Narcissists never take the blame for disagreements. Rather, they paint a picture of the entire world against them, and they’re the poor victim. But unless they’re unlucky in life, this is unlikely to be true.
Related : How Narcissists Punish You
Another clue is that they spend time with the same people they constantly fight with, rather than distancing themselves from each other, giving the impression that this is the nature of their relationships.
You Find It Difficult To Reject Them
Although narcissists may be nice, you find it harder to reject them than others. There are two reasons for this…
Narcissists hate the word “no.” They expect you to do what they ask. But even if they hide this attitude, you feel it. Your intuition tells you that they’re silently seething when you say “no.” So you feel uncomfortable rejecting them in the future.
Furthermore, most narcissists intentionally make it difficult to say “no.” They don’t ask in a condescending way, or add caveats, like “You don’t have to, but would you like to…”? They usually say, “Let’s go to that restaurant tomorrow. I’ll pick you up at 7.”
Narcissists don’t care what you want to do, whether you’re busy, tired, or anything else you may have. They expect you to get it done and to accompany them, whenever and wherever you want.
A good friend, with a healthy level of empathy, doesn’t want their friend to do something they’re uncomfortable with. So they make sure you agree wholeheartedly. And they certainly don’t pressure you to agree.
Disappear Then Reappear
Narcissistic friends often disappear for weeks, even months, and then suddenly reappear. They expect to see you every day.
Narcissists exploit people rather than build genuine relationships with them. If they’re getting attention elsewhere, they quickly forget about you. They may even disappear for a while.
But when that attention dries up, they return. They expect you to drop everything and be available again. It’s as if your life is on pause, waiting for them to need you.
They Only Contact You When They Want Something
This can be difficult to detect. Narcissists need attention most of the time. They often contact their friends pretending to spend time with them, when in reality, they just need someone to care for them.
Related ; Why Narcissists Disturb Your Sleep
They may never check on you or call you on your birthday because they’re useless. But then, when they’re bored, they suddenly miss their friend.
Some narcissists use their friends as ATMs, expecting them to lend them money or provide them with other services, such as rides or even help with chores. They hope to engage you so much that you feel responsible for them.
They_Feel_They_Aren’t_Listening_To_You
Narcissists are better talkers than listeners. You may feel like they aren’t always listening.
They may stare into the distance when you speak and give generic answers that don’t confirm they heard you. If they’re apathetic, they may completely ignore you when you speak.
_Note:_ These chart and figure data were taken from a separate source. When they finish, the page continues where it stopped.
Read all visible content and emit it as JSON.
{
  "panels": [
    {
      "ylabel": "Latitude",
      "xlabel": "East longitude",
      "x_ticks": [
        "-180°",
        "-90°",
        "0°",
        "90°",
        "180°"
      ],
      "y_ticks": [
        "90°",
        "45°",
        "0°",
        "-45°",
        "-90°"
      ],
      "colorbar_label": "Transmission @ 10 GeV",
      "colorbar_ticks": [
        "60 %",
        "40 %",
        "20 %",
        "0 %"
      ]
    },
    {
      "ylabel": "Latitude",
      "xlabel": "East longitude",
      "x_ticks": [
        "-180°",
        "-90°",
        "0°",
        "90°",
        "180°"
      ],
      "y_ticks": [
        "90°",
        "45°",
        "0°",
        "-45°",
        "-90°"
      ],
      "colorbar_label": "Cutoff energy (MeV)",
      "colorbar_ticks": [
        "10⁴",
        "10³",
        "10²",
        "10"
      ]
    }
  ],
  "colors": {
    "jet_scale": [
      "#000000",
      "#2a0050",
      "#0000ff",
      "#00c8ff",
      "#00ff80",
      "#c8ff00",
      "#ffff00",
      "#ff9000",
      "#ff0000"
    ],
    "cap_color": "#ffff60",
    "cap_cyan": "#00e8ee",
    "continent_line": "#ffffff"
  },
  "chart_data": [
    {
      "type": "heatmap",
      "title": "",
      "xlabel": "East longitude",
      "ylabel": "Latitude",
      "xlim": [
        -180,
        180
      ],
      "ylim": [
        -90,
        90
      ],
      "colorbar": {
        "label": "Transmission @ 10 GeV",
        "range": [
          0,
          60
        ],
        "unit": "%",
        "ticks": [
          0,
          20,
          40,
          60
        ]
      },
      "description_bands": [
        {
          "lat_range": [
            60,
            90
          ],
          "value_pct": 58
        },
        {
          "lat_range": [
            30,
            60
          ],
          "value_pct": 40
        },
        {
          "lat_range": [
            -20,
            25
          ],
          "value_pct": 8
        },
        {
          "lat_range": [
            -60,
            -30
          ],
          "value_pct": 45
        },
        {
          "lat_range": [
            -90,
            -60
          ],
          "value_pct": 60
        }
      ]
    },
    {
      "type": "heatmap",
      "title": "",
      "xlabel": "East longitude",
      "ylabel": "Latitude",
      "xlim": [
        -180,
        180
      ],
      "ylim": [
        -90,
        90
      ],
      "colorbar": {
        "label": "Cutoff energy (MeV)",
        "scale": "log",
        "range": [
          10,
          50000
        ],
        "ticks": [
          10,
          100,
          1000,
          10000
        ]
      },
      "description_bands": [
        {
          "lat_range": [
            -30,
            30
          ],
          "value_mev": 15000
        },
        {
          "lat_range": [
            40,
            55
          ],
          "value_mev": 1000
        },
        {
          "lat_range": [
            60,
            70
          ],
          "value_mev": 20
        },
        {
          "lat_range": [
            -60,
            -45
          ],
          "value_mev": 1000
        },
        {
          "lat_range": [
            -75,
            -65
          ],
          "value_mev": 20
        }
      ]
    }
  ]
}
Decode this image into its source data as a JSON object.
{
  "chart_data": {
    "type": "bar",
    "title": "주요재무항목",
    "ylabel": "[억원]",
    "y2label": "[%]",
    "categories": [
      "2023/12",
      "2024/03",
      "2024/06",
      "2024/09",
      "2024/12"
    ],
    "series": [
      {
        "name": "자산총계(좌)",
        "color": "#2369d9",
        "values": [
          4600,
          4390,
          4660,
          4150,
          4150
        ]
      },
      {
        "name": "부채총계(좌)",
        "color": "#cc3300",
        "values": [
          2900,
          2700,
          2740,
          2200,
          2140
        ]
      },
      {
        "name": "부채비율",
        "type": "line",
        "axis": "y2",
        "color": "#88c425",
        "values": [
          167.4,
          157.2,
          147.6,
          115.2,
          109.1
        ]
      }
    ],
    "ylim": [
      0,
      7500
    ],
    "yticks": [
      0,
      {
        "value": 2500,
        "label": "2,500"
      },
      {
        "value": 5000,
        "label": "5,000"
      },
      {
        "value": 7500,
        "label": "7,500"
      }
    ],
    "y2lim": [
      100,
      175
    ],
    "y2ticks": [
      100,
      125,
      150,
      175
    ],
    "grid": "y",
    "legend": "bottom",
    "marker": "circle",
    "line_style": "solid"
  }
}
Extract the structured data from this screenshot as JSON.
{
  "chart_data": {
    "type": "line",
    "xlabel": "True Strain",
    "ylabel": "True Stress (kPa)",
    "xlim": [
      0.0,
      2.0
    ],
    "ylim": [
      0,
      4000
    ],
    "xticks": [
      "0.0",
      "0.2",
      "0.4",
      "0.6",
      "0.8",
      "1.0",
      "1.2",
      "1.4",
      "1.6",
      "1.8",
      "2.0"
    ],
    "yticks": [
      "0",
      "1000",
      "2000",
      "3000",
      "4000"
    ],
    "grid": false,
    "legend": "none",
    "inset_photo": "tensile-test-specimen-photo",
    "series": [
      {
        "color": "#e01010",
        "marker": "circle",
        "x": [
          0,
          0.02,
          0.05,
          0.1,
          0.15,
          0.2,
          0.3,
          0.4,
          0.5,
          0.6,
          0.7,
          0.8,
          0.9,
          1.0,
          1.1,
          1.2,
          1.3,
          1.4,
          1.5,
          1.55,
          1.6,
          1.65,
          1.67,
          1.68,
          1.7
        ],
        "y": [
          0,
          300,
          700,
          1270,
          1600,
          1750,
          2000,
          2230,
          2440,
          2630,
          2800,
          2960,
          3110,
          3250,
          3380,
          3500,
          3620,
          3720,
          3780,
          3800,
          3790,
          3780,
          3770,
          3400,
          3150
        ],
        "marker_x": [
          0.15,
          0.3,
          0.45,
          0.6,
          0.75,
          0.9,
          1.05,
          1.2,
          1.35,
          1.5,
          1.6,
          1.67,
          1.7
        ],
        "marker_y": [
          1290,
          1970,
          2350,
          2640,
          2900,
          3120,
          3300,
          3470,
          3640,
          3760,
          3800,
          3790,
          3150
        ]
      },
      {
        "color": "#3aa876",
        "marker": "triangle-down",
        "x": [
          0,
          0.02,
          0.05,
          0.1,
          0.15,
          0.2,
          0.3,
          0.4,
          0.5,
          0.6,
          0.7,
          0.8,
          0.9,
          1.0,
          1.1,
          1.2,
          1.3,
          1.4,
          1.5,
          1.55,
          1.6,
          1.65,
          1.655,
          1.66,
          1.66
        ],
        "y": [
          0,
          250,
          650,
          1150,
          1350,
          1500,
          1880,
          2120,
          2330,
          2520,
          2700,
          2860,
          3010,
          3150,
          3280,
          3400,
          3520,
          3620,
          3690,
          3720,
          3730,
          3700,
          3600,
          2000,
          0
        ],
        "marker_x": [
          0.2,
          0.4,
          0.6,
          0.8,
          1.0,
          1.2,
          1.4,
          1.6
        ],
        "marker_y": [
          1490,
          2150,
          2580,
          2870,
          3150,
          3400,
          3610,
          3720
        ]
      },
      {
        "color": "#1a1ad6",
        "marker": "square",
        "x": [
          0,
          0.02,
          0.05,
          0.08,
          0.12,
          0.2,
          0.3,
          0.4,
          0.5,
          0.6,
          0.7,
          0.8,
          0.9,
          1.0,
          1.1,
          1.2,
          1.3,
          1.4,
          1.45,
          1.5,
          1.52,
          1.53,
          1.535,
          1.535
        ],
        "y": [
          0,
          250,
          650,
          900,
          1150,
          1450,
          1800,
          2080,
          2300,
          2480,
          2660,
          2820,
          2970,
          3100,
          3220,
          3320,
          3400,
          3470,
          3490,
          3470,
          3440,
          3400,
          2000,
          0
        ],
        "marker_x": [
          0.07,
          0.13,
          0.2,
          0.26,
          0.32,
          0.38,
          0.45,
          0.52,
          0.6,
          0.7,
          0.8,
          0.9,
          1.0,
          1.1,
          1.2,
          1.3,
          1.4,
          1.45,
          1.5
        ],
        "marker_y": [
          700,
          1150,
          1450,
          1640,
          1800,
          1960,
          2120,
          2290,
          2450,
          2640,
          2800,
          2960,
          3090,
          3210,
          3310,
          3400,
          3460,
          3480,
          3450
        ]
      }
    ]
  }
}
Narcissists believe they’re superior, and that what they say is vitally important to everyone, while what you say is trivial.
So, conversations with narcissists often involve them talking and you listening. The topic is almost always about them or something they care about.
Conclusion
Narcissists don’t want mutually beneficial relationships. They want people to take advantage of them and give them attention. They often have different friends to meet different needs.
They may have a friend they drink with, a friend who lends them money, a friend who gives them valuable advice, etc.
Related : How Narcissists Neglect You
Narcissists sometimes try to force their friends to do what they want. If they don’t have a friend to drink with, they may force someone else to fill that role.
Friendships are supposed to be reciprocal, not for someone to exploit the other person’s resources without offering anything in return. So, if you’re in such a friendship, you need to consider what you’re getting out of it and whether it’s worth continuing.